Some of you might have observed that those complex children have a habit of growing up, becoming big people, and getting jobs.
They do not get less complex.
Thus, there is no guarantee that the approach you used to manage one person, get the best of one team, or launch one major change initiative will work with the next person, team, or change. In fact, it likely will not, at least not without some significant adjustments that you cannot predict.
In Complex systems, we must apply a very different strategy. We no longer begin with observation. We begin with action:
- Probe - Try something! Run safe-to-fail experiments (because you can’t be sure what’s going to happen).
- Sense - Observe what happens.
- Respond - Adjust based on what you learned. Be ready to amplify the action if it works, or dampen the response if it doesn't.
Solving problems in a Complex environment is a continuous process of trying things, observing their effect, and responding.
This emphasis on experimentation absolutely does not, however, imply that knowledge and expertise are useless because it’s all just a crap shoot.
Quite the contrary, in a Complex system, a high level of expertise might be required even to comprehend what is happening, let alone propose an experiment that has any chance of working.
The Chaotic Domain
We can move into the chaotic domain in one of two ways: deliberately, or accidentally.
Deliberately inducing some chaos can be useful for innovation, but, more often, we find ourselves in the chaotic domain accidentally.
Do NOT Click That Link!
One day at work, the IT Director came to my office and said, “We have a problem.” Just minutes earlier, an employee had clicked a very convincing, but very malicious link in a phishing email.
She immediately recognized her innocent mistake, but it was too late. By the time she informed IT, the payload had been delivered. Malware had already infected our network and was spreading fast.
We didn’t know what the malware was or what it did. We didn’t know if it would just splash annoying messages on our screens, permanently encrypt all company data, or drain our bank accounts (or all three).
We didn’t know if it was contained to one site, or already in the process of taking down the entire multi-billion dollar global organization. All we knew was that things were happening fast.

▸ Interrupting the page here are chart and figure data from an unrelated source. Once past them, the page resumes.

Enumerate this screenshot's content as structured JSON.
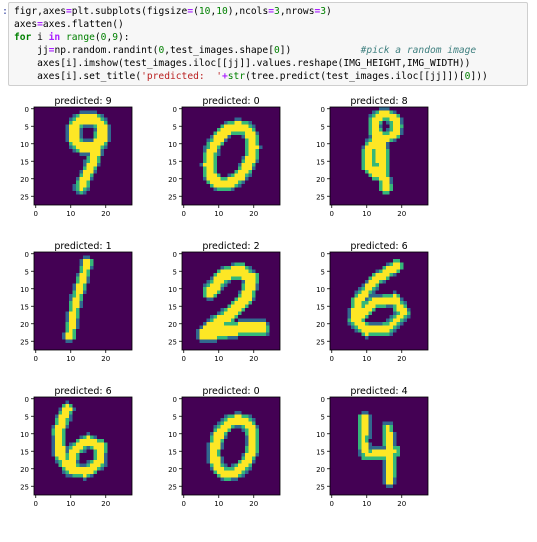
{
  "cell": {
    "prompt": ":",
    "lines": [
      [
        {
          "t": "figr",
          "c": "n"
        },
        {
          "t": ",",
          "c": "n"
        },
        {
          "t": "axes",
          "c": "n"
        },
        {
          "t": "=",
          "c": "op"
        },
        {
          "t": "plt",
          "c": "n"
        },
        {
          "t": ".",
          "c": "n"
        },
        {
          "t": "subplots",
          "c": "n"
        },
        {
          "t": "(",
          "c": "n"
        },
        {
          "t": "figsize",
          "c": "n"
        },
        {
          "t": "=",
          "c": "op"
        },
        {
          "t": "(",
          "c": "n"
        },
        {
          "t": "10",
          "c": "num"
        },
        {
          "t": ",",
          "c": "n"
        },
        {
          "t": "10",
          "c": "num"
        },
        {
          "t": "),",
          "c": "n"
        },
        {
          "t": "ncols",
          "c": "n"
        },
        {
          "t": "=",
          "c": "op"
        },
        {
          "t": "3",
          "c": "num"
        },
        {
          "t": ",",
          "c": "n"
        },
        {
          "t": "nrows",
          "c": "n"
        },
        {
          "t": "=",
          "c": "op"
        },
        {
          "t": "3",
          "c": "num"
        },
        {
          "t": ")",
          "c": "n"
        }
      ],
      [
        {
          "t": "axes",
          "c": "n"
        },
        {
          "t": "=",
          "c": "op"
        },
        {
          "t": "axes",
          "c": "n"
        },
        {
          "t": ".",
          "c": "n"
        },
        {
          "t": "flatten",
          "c": "n"
        },
        {
          "t": "()",
          "c": "n"
        }
      ],
      [
        {
          "t": "for",
          "c": "kw"
        },
        {
          "t": " i ",
          "c": "n"
        },
        {
          "t": "in",
          "c": "op"
        },
        {
          "t": " ",
          "c": "n"
        },
        {
          "t": "range",
          "c": "bi"
        },
        {
          "t": "(",
          "c": "n"
        },
        {
          "t": "0",
          "c": "num"
        },
        {
          "t": ",",
          "c": "n"
        },
        {
          "t": "9",
          "c": "num"
        },
        {
          "t": "):",
          "c": "n"
        }
      ],
      [
        {
          "t": "    jj",
          "c": "n"
        },
        {
          "t": "=",
          "c": "op"
        },
        {
          "t": "np",
          "c": "n"
        },
        {
          "t": ".",
          "c": "n"
        },
        {
          "t": "random",
          "c": "n"
        },
        {
          "t": ".",
          "c": "n"
        },
        {
          "t": "randint",
          "c": "n"
        },
        {
          "t": "(",
          "c": "n"
        },
        {
          "t": "0",
          "c": "num"
        },
        {
          "t": ",",
          "c": "n"
        },
        {
          "t": "test_images",
          "c": "n"
        },
        {
          "t": ".",
          "c": "n"
        },
        {
          "t": "shape",
          "c": "n"
        },
        {
          "t": "[",
          "c": "n"
        },
        {
          "t": "0",
          "c": "num"
        },
        {
          "t": "])",
          "c": "n"
        },
        {
          "t": "            ",
          "c": "n"
        },
        {
          "t": "#pick a random image",
          "c": "cmt"
        }
      ],
      [
        {
          "t": "    axes",
          "c": "n"
        },
        {
          "t": "[",
          "c": "n"
        },
        {
          "t": "i",
          "c": "n"
        },
        {
          "t": "].",
          "c": "n"
        },
        {
          "t": "imshow",
          "c": "n"
        },
        {
          "t": "(",
          "c": "n"
        },
        {
          "t": "test_images",
          "c": "n"
        },
        {
          "t": ".",
          "c": "n"
        },
        {
          "t": "iloc",
          "c": "n"
        },
        {
          "t": "[[",
          "c": "n"
        },
        {
          "t": "jj",
          "c": "n"
        },
        {
          "t": "]].",
          "c": "n"
        },
        {
          "t": "values",
          "c": "n"
        },
        {
          "t": ".",
          "c": "n"
        },
        {
          "t": "reshape",
          "c": "n"
        },
        {
          "t": "(",
          "c": "n"
        },
        {
          "t": "IMG_HEIGHT",
          "c": "n"
        },
        {
          "t": ",",
          "c": "n"
        },
        {
          "t": "IMG_WIDTH",
          "c": "n"
        },
        {
          "t": "))",
          "c": "n"
        }
      ],
      [
        {
          "t": "    axes",
          "c": "n"
        },
        {
          "t": "[",
          "c": "n"
        },
        {
          "t": "i",
          "c": "n"
        },
        {
          "t": "].",
          "c": "n"
        },
        {
          "t": "set_title",
          "c": "n"
        },
        {
          "t": "(",
          "c": "n"
        },
        {
          "t": "'predicted:  '",
          "c": "str"
        },
        {
          "t": "+",
          "c": "op"
        },
        {
          "t": "str",
          "c": "bi"
        },
        {
          "t": "(",
          "c": "n"
        },
        {
          "t": "tree",
          "c": "n"
        },
        {
          "t": ".",
          "c": "n"
        },
        {
          "t": "predict",
          "c": "n"
        },
        {
          "t": "(",
          "c": "n"
        },
        {
          "t": "test_images",
          "c": "n"
        },
        {
          "t": ".",
          "c": "n"
        },
        {
          "t": "iloc",
          "c": "n"
        },
        {
          "t": "[[",
          "c": "n"
        },
        {
          "t": "jj",
          "c": "n"
        },
        {
          "t": "]])[",
          "c": "n"
        },
        {
          "t": "0",
          "c": "num"
        },
        {
          "t": "]))",
          "c": "n"
        }
      ]
    ]
  },
  "colors": {
    "background": "#440154",
    "foreground": "#fde725",
    "edge_a": "#35b779",
    "edge_b": "#31688e"
  },
  "subplots": [
    {
      "title": "predicted: 9",
      "digit": "9"
    },
    {
      "title": "predicted: 0",
      "digit": "0"
    },
    {
      "title": "predicted: 8",
      "digit": "8"
    },
    {
      "title": "predicted: 1",
      "digit": "1"
    },
    {
      "title": "predicted: 2",
      "digit": "2"
    },
    {
      "title": "predicted: 6",
      "digit": "6"
    },
    {
      "title": "predicted: 6",
      "digit": "6"
    },
    {
      "title": "predicted: 0",
      "digit": "0"
    },
    {
      "title": "predicted: 4",
      "digit": "4"
    }
  ],
  "axes": {
    "y_ticks": [
      "0",
      "5",
      "10",
      "15",
      "20",
      "25"
    ],
    "x_ticks": [
      "0",
      "10",
      "20"
    ]
  }
}
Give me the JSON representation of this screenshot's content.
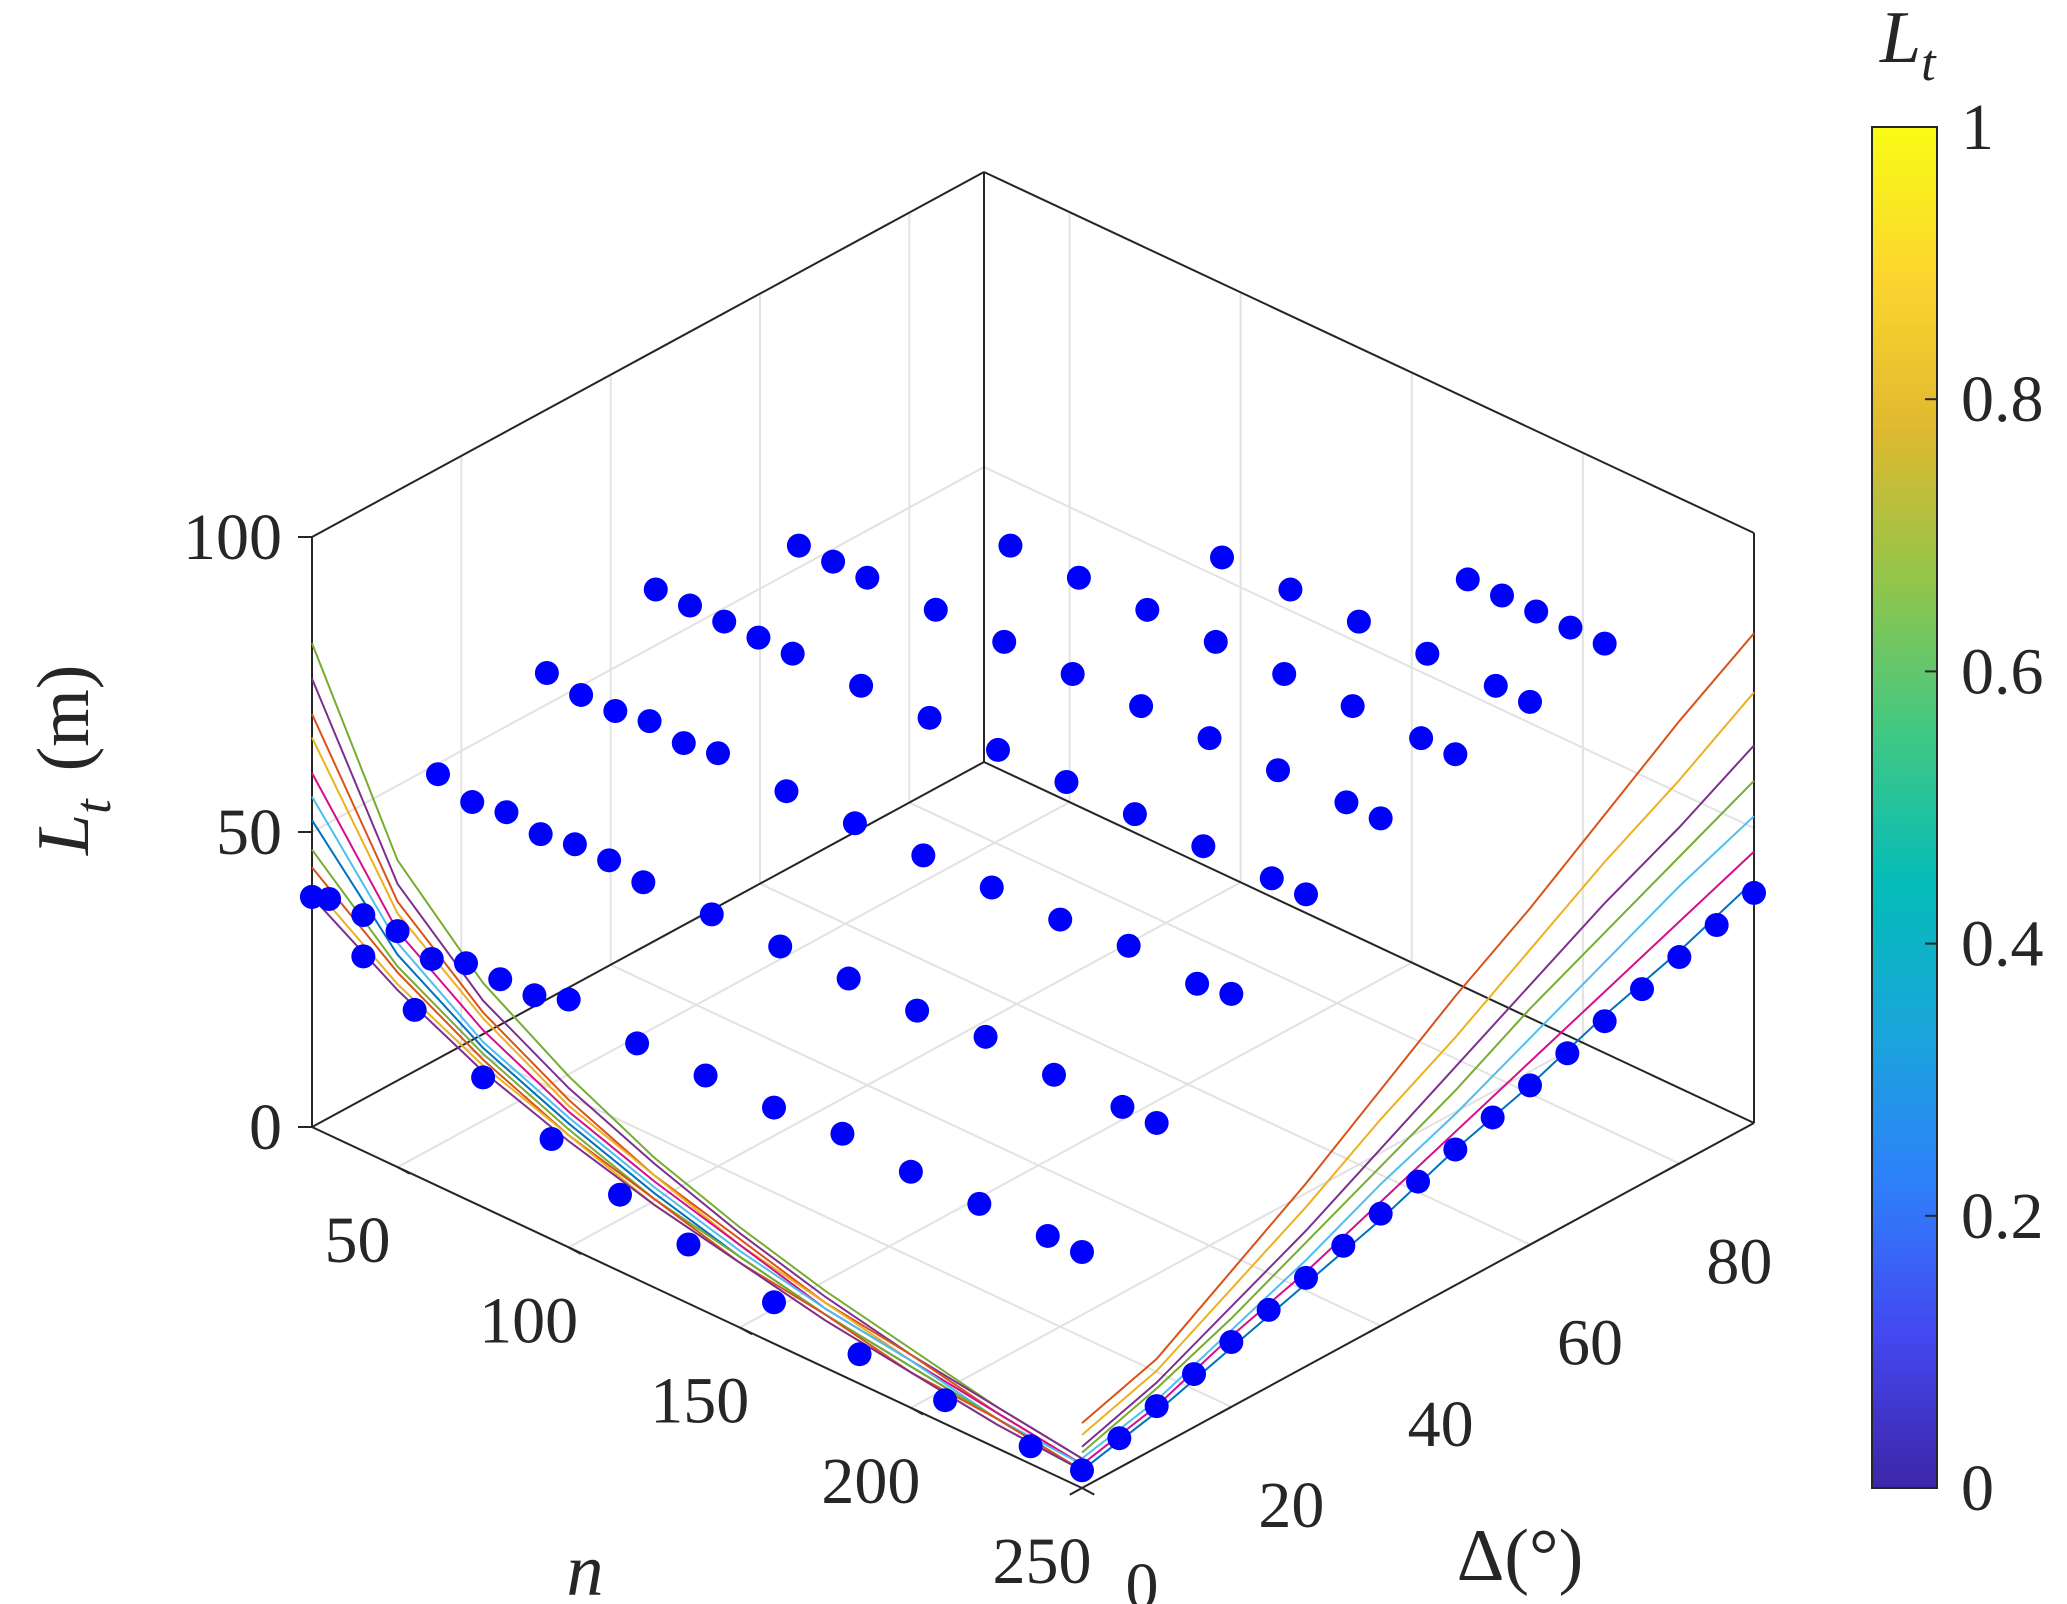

This is what David Snowden means by chaos.
Coping With Chaos
Chaotic situations require immediate, decisive action to stabilize the system.
This is why companies do fire drills and have crisis response playbooks. You do not analyze. You do not experiment. You open the playbook, find step one, and do it. Immediately.
If the building is on fire, get everyone out to a predefined safe location. If malware is spreading at an unknown rate through your network, you shut it down. Pull the plug. Now.
Yes, people will second-guess you. Yes, you might get it wrong and be called alarmist. Apologize later.
In a Chaotic environment, a successful intervention necessarily starts with decisive action:
- Act - There is little to no time to analyze; take decisive action in attempt to stabilize things before they get worse.
- Sense - Did things get better or worse?
- Respond - Take the next stabilizing action until you are no longer in chaos.
A Complete Sense-Making Framework
Now that we have seen the entire landscape: the Obvious, Complicated, Complex, and Chaotic Domains, this completes our tour of these very diverse problem-solving habitats.
Next week, in Part 3/3, we will learn how to avoid getting lost.
Until then,
Greg
P.S. Curious how the malware incident turned out? In a word... expensive.
We acted fairly quickly, but in the real world, making the pull-the-plug / shut-down-the-plant / evacuate-the-building calls is rarely obvious, and that was the case in this situation.
Decision-making in the Chaotic domain often means choosing between bad and worse. It was not immediately clear if the initial containment efforts had been enough, and sending several hundred people home when it's not obviously necessary is a painful call to make. In retrospect, it would have been the right one.
We avoided disaster, but things got significantly worse before they got better. More drastic action faster would have been better, but sometimes (often) it is not clear which domain you're in.